Preserving the embalmed body of Vladimir Lenin will cost the Russian government up to 13m roubles (£140,000; $200,000) this year, according to the Federal Protective Service (FSO). A notice published by the agency said that it had contracted a supplier to perform "biomedical work for the conservation of the Soviet founder's body as it looked in life".

Lenin's body was mummified following his death in 1924 and has been on public display at a mausoleum in Moscow's Red Square ever since.

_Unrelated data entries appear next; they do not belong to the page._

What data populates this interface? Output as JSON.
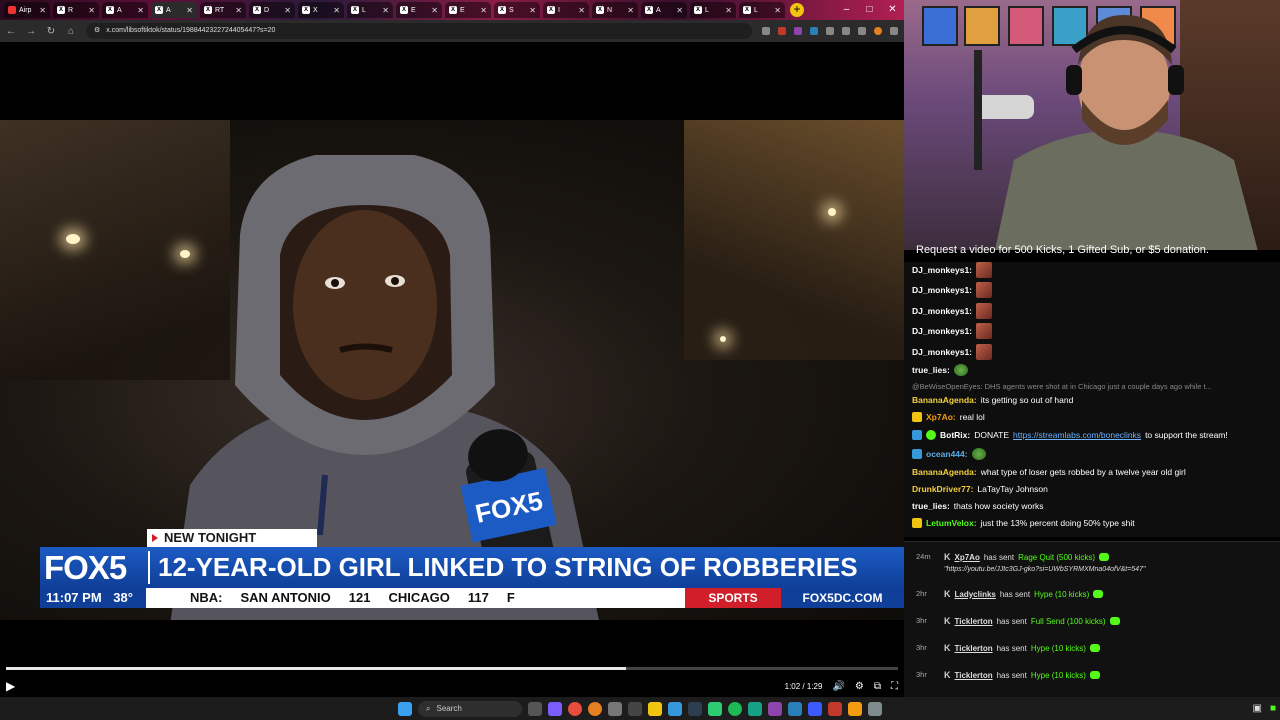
{
  "browser": {
    "tabs": [
      {
        "label": "Airp",
        "fav": "",
        "red": true
      },
      {
        "label": "R",
        "fav": "X"
      },
      {
        "label": "A",
        "fav": "X"
      },
      {
        "label": "A",
        "fav": "X",
        "active": true
      },
      {
        "label": "RT",
        "fav": "X"
      },
      {
        "label": "D",
        "fav": "X"
      },
      {
        "label": "X",
        "fav": "X"
      },
      {
        "label": "L",
        "fav": "X"
      },
      {
        "label": "E",
        "fav": "X"
      },
      {
        "label": "E",
        "fav": "X"
      },
      {
        "label": "S",
        "fav": "X"
      },
      {
        "label": "I",
        "fav": "X"
      },
      {
        "label": "N",
        "fav": "X"
      },
      {
        "label": "A",
        "fav": "X"
      },
      {
        "label": "L",
        "fav": "X"
      },
      {
        "label": "L",
        "fav": "X"
      }
    ],
    "new_tab_label": "+",
    "window_controls": [
      "–",
      "□",
      "✕"
    ],
    "url": "x.com/libsoftiktok/status/1988442322724405447?s=20"
  },
  "video": {
    "new_tonight": "NEW TONIGHT",
    "logo": "FOX5",
    "mic_flag": "FOX5",
    "headline": "12-YEAR-OLD GIRL LINKED TO STRING OF ROBBERIES",
    "time": "11:07 PM",
    "temp": "38°",
    "ticker": [
      "NBA:",
      "SAN ANTONIO",
      "121",
      "CHICAGO",
      "117",
      "F"
    ],
    "sports": "SPORTS",
    "site": "FOX5DC.COM",
    "progress_fraction": 0.695,
    "time_display": "1:02 / 1:29"
  },
  "taskbar": {
    "search_placeholder": "Search"
  },
  "stream": {
    "request_text": "Request a video for 500 Kicks, 1 Gifted Sub, or $5 donation."
  },
  "chat": {
    "messages": [
      {
        "user": "DJ_monkeys1:",
        "color": "#fff",
        "text": "",
        "emote": true
      },
      {
        "user": "DJ_monkeys1:",
        "color": "#fff",
        "text": "",
        "emote": true
      },
      {
        "user": "DJ_monkeys1:",
        "color": "#fff",
        "text": "",
        "emote": true
      },
      {
        "user": "DJ_monkeys1:",
        "color": "#fff",
        "text": "",
        "emote": true
      },
      {
        "user": "DJ_monkeys1:",
        "color": "#fff",
        "text": "",
        "emote": true
      },
      {
        "user": "true_lies:",
        "color": "#fff",
        "text": "",
        "pepe": true
      },
      {
        "reply": "@BeWiseOpenEyes: DHS agents were shot at in Chicago just a couple days ago while t..."
      },
      {
        "user": "BananaAgenda:",
        "color": "#f4d03f",
        "text": "its getting so out of hand"
      },
      {
        "user": "Xp7Ao:",
        "color": "#f39c12",
        "text": "real lol",
        "badge": "#f1c40f"
      },
      {
        "user": "BotRix:",
        "color": "#fff",
        "text": "DONATE",
        "link": "https://streamlabs.com/boneclinks",
        "tail": "to support the stream!",
        "badge": "#3498db",
        "badge2": "#53fc18"
      },
      {
        "user": "ocean444:",
        "color": "#5dade2",
        "text": "",
        "pepe": true,
        "badge": "#3498db"
      },
      {
        "user": "BananaAgenda:",
        "color": "#f4d03f",
        "text": "what type of loser gets robbed by a twelve year old girl"
      },
      {
        "user": "DrunkDriver77:",
        "color": "#f4d03f",
        "text": "LaTayTay Johnson"
      },
      {
        "user": "true_lies:",
        "color": "#fff",
        "text": "thats how society works"
      },
      {
        "user": "LetumVelox:",
        "color": "#53fc18",
        "text": "just the 13% percent doing 50% type shit",
        "badge": "#f1c40f"
      }
    ]
  },
  "events": [
    {
      "age": "24m",
      "name": "Xp7Ao",
      "sent": "has sent",
      "item": "Rage Quit (500 kicks)",
      "note": "\"https://youtu.be/JJtc3GJ-gko?si=UWbSYRMXMna04ofV&t=547\""
    },
    {
      "age": "2hr",
      "name": "Ladyclinks",
      "sent": "has sent",
      "item": "Hype (10 kicks)"
    },
    {
      "age": "3hr",
      "name": "Ticklerton",
      "sent": "has sent",
      "item": "Full Send (100 kicks)"
    },
    {
      "age": "3hr",
      "name": "Ticklerton",
      "sent": "has sent",
      "item": "Hype (10 kicks)"
    },
    {
      "age": "3hr",
      "name": "Ticklerton",
      "sent": "has sent",
      "item": "Hype (10 kicks)"
    },
    {
      "age": "3hr",
      "name": "Ticklerton",
      "sent": "has sent",
      "item": "Hype (10 kicks)"
    },
    {
      "age": "3hr",
      "name": "Ticklerton",
      "sent": "has sent",
      "item": "Hype (10 kicks)"
    }
  ],
  "colors": {
    "kick_green": "#53fc18",
    "fox_blue": "#0f3f98",
    "fox_red": "#d01f2a"
  }
}
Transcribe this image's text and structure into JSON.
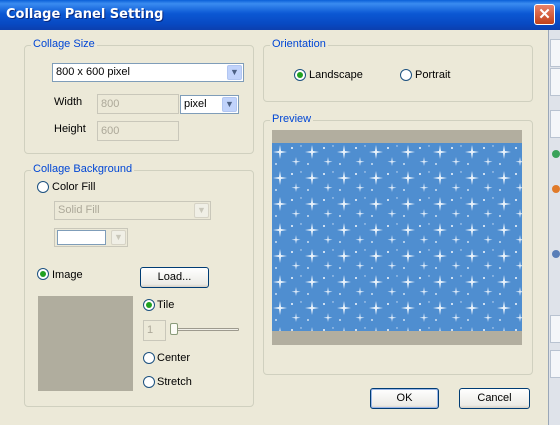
{
  "window": {
    "title": "Collage Panel Setting",
    "close_symbol": "✕"
  },
  "collage_size": {
    "legend": "Collage Size",
    "preset": "800 x 600 pixel",
    "width_label": "Width",
    "width_value": "800",
    "unit": "pixel",
    "height_label": "Height",
    "height_value": "600"
  },
  "collage_background": {
    "legend": "Collage Background",
    "color_fill_label": "Color Fill",
    "color_fill_checked": false,
    "fill_type": "Solid Fill",
    "fill_color": "#ffffff",
    "image_label": "Image",
    "image_checked": true,
    "load_button": "Load...",
    "tile_label": "Tile",
    "tile_checked": true,
    "tile_count": "1",
    "center_label": "Center",
    "stretch_label": "Stretch"
  },
  "orientation": {
    "legend": "Orientation",
    "landscape_label": "Landscape",
    "landscape_checked": true,
    "portrait_label": "Portrait"
  },
  "preview": {
    "legend": "Preview",
    "pattern_color": "#4f8ed0",
    "border_color": "#b2ae9f"
  },
  "buttons": {
    "ok": "OK",
    "cancel": "Cancel"
  },
  "colors": {
    "title_bar": "#0b58d4",
    "accent": "#0046d5",
    "radio_dot": "#21a121"
  }
}
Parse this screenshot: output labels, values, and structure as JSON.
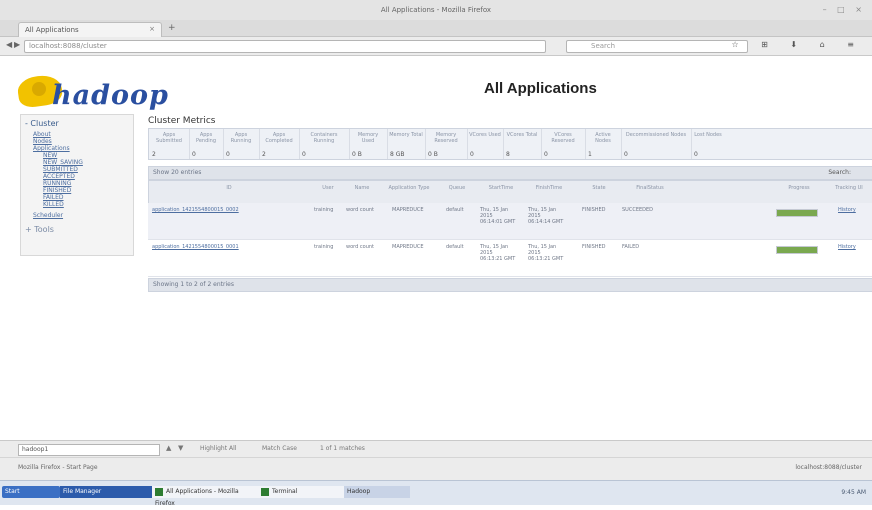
{
  "window": {
    "title": "All Applications - Mozilla Firefox",
    "controls": "– □ ×"
  },
  "tab": {
    "label": "All Applications",
    "close": "×",
    "new": "+"
  },
  "nav": {
    "back": "◀",
    "forward": "▶",
    "url": "localhost:8088/cluster",
    "search_placeholder": "Search",
    "toolbar_icons": "☆ ⊞ ⬇ ⌂ ≡"
  },
  "header": {
    "logo_text": "hadoop",
    "page_title": "All Applications"
  },
  "sidebar": {
    "cluster": "- Cluster",
    "links": [
      "About",
      "Nodes",
      "Applications",
      "NEW",
      "NEW_SAVING",
      "SUBMITTED",
      "ACCEPTED",
      "RUNNING",
      "FINISHED",
      "FAILED",
      "KILLED",
      "Scheduler"
    ],
    "tools": "+ Tools"
  },
  "metrics": {
    "title": "Cluster Metrics",
    "headers": [
      "Apps Submitted",
      "Apps Pending",
      "Apps Running",
      "Apps Completed",
      "Containers Running",
      "Memory Used",
      "Memory Total",
      "Memory Reserved",
      "VCores Used",
      "VCores Total",
      "VCores Reserved",
      "Active Nodes",
      "Decommissioned Nodes",
      "Lost Nodes"
    ],
    "values": [
      "2",
      "0",
      "0",
      "2",
      "0",
      "0 B",
      "8 GB",
      "0 B",
      "0",
      "8",
      "0",
      "1",
      "0",
      "0"
    ]
  },
  "table": {
    "show_label": "Show 20 entries",
    "search_label": "Search:",
    "headers": [
      "ID",
      "User",
      "Name",
      "Application Type",
      "Queue",
      "StartTime",
      "FinishTime",
      "State",
      "FinalStatus",
      "Progress",
      "Tracking UI"
    ],
    "rows": [
      {
        "id": "application_1421554800015_0002",
        "user": "training",
        "name": "word count",
        "type": "MAPREDUCE",
        "queue": "default",
        "start": "Thu, 15 Jan 2015 06:14:01 GMT",
        "finish": "Thu, 15 Jan 2015 06:14:14 GMT",
        "state": "FINISHED",
        "final": "SUCCEEDED",
        "progress": 1.0,
        "tracking": "History"
      },
      {
        "id": "application_1421554800015_0001",
        "user": "training",
        "name": "word count",
        "type": "MAPREDUCE",
        "queue": "default",
        "start": "Thu, 15 Jan 2015 06:13:21 GMT",
        "finish": "Thu, 15 Jan 2015 06:13:21 GMT",
        "state": "FINISHED",
        "final": "FAILED",
        "progress": 1.0,
        "tracking": "History"
      }
    ],
    "footer": "Showing 1 to 2 of 2 entries"
  },
  "findbar": {
    "value": "hadoop1",
    "prev": "▲",
    "next": "▼",
    "highlight": "Highlight All",
    "match_case": "Match Case",
    "status": "1 of 1 matches"
  },
  "status": {
    "left": "Mozilla Firefox - Start Page",
    "right": "localhost:8088/cluster"
  },
  "taskbar": {
    "start": "Start",
    "items": [
      "File Manager",
      "All Applications - Mozilla Firefox",
      "Terminal",
      "Hadoop"
    ],
    "tray": "9:45 AM"
  },
  "colors": {
    "accent": "#2a4fa0",
    "logo_yellow": "#f2c200",
    "progress": "#7aa84f"
  }
}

An institute known as the Centre for Scientific Research and Teaching Methods in Biochemical Technologies in Moscow has been responsible for maintaining the remains of the Communist revolutionary. Scientists from the institute also helped preserve the body when it was briefly evacuated to Siberia during the Second World War.

Lenin, who laid the foundation for the Soviet Union as a one-party communist state, is the subject of much historical debate. He led the Russian – and later Soviet – government from 1917 to 1924, generating mass social and economic upheaval to recreate Russia.

Divisive issue

Russian scientists have preserved Lenin's body by focusing on maintaining its physical form over its original biological matter.

Lenin Mausoleum, Moscow
Lenin's embalmed body has been on display at his tomb in Moscow's Red Square for over 90 years Reuters

"They have to substitute occasional parts of skin and flesh with plastics and other materials, so in terms of the original biological matter the body is less and less of what it used to be," Alexei Yurchak, professor of social anthropology at the University of California, told Scientific American last year.

"That makes it dramatically different from everything in the past, such as mummification, where the focus was on preserving the original matter while the form of the body changes."

Russian President Vladimir Putin was guarded when asked about the future of Lenin's body in Moscow's Red Square in January, saying the issue must be "approached carefully" so as to avoid steps that might split Russian society.

A 2012 poll revealed more than half of Russians wanted his body to be removed from display at the mausoleum and laid to rest.